Ipotizzo... Per dichiarare che ci si rifà a pratiche leggende ecc ecc peculiari del territorio italiano (etrusco-romane ma aggiungo io anche celtiche, egizie con i culti isiaci, e chissà che altro :-)





guarda queste righe le avevo scritte su un'altro topic ma lo copio qua così... come curiosità e aneddoto..


Apro una parentesi per chi è interessato
(sto leggendo un libro di Quattrocchi " miti riti magie e misteri degli etruschi " negli ultimi giorni e mi viene fuori questo studio che ti indico:

" è una ricerca fatta sul DNA della popolazione italiana,coordinata dal genetista Alberto Piazza dell'università di Torino e dal genetista Luca Cavalli Sforza.
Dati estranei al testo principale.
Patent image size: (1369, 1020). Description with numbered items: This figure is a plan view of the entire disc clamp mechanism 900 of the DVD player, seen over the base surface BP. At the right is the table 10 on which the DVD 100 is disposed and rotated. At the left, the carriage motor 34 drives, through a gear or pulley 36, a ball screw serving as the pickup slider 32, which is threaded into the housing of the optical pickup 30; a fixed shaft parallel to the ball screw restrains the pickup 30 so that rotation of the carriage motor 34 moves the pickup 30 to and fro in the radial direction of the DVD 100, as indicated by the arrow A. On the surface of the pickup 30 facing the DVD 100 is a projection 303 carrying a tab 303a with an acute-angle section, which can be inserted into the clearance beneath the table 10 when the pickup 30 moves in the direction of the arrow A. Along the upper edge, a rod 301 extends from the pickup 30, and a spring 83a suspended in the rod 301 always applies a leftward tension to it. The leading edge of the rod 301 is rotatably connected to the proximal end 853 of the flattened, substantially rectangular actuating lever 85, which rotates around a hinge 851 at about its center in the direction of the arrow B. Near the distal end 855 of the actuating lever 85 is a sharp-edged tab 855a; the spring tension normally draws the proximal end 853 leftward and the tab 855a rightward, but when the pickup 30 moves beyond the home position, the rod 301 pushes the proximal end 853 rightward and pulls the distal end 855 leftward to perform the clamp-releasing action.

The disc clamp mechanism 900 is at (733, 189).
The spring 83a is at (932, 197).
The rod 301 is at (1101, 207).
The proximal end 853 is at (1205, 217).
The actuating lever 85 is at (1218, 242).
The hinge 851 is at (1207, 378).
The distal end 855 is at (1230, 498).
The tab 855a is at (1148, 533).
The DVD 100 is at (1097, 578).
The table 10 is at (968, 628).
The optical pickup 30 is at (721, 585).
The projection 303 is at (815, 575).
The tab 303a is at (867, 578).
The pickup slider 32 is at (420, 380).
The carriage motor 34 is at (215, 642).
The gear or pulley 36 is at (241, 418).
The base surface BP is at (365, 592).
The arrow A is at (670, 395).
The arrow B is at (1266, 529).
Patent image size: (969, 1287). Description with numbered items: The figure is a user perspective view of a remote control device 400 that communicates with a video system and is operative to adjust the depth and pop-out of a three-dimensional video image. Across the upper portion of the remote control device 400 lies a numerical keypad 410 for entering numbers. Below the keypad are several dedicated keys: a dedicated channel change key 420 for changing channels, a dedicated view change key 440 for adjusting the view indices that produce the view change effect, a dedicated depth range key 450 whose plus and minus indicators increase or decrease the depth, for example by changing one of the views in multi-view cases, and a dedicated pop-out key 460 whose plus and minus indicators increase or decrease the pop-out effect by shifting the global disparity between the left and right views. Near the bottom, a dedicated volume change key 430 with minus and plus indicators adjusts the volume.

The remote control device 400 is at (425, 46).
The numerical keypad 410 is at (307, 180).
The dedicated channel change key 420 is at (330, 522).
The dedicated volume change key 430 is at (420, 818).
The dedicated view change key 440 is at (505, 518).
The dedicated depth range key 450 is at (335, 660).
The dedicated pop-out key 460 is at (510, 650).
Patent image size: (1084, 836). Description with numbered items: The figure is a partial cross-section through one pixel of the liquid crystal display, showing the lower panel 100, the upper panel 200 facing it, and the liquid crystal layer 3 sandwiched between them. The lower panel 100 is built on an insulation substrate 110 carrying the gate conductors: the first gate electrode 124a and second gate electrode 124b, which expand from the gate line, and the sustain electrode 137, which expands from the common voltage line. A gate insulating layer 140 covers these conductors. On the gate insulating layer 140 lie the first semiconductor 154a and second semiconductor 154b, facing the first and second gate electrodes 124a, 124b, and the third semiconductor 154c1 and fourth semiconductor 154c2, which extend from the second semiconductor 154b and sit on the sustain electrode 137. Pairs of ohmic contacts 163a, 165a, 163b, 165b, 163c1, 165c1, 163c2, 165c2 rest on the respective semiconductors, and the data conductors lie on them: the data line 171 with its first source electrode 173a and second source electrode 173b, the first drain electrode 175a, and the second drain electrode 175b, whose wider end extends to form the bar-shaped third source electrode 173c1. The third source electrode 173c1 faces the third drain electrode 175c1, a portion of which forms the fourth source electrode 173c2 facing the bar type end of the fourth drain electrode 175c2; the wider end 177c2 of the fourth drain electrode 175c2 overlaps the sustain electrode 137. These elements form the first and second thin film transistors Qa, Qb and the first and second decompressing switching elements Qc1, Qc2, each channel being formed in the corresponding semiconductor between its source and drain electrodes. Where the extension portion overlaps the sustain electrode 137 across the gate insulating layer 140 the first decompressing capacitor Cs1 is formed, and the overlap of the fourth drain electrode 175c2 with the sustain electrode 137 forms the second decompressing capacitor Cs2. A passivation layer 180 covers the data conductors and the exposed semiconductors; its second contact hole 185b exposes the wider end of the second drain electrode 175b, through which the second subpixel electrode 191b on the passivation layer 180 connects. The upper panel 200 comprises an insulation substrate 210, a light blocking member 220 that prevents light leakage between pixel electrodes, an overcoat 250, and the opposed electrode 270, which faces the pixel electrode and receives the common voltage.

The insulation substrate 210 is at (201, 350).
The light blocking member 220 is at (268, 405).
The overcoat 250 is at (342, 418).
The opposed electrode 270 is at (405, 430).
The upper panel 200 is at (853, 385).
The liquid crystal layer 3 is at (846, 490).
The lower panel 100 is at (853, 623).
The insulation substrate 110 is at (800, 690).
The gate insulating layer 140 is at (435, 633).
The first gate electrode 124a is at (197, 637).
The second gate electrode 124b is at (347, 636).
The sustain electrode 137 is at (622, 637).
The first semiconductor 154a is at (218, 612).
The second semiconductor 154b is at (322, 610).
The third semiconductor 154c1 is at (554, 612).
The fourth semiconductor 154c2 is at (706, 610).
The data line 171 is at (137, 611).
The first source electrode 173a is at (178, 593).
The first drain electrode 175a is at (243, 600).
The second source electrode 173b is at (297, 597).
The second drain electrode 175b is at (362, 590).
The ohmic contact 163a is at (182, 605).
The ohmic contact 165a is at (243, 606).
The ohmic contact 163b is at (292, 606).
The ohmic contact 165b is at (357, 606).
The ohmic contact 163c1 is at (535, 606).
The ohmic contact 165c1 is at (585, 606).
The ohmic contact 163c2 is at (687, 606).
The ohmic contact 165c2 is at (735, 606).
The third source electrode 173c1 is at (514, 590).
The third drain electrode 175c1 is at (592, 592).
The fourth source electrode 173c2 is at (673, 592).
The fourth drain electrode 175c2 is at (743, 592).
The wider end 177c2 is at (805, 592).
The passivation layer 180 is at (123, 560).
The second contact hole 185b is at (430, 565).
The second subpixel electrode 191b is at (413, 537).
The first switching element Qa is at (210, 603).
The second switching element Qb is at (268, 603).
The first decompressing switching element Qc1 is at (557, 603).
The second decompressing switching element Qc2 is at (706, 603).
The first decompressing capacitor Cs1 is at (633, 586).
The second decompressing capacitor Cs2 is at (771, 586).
I prelievi di sangue che han fatto fare mostrano che la Toscana ha un patrimonio genetico unico diverso dal resto d'Italia " parlando del dna etrusco

e poi aggiunge

"l'Italia ha 3 DNA, quello celta a nord, quello etrusco al centro e quello greco al sud"

per quel che ho capito hanno fatto fare i prelievi a individui con cognomi autoctoni e residenti nello stesso posto da piu di un tot di generazioni...

scusate ma questa cosa mi ha fatto sorridere... )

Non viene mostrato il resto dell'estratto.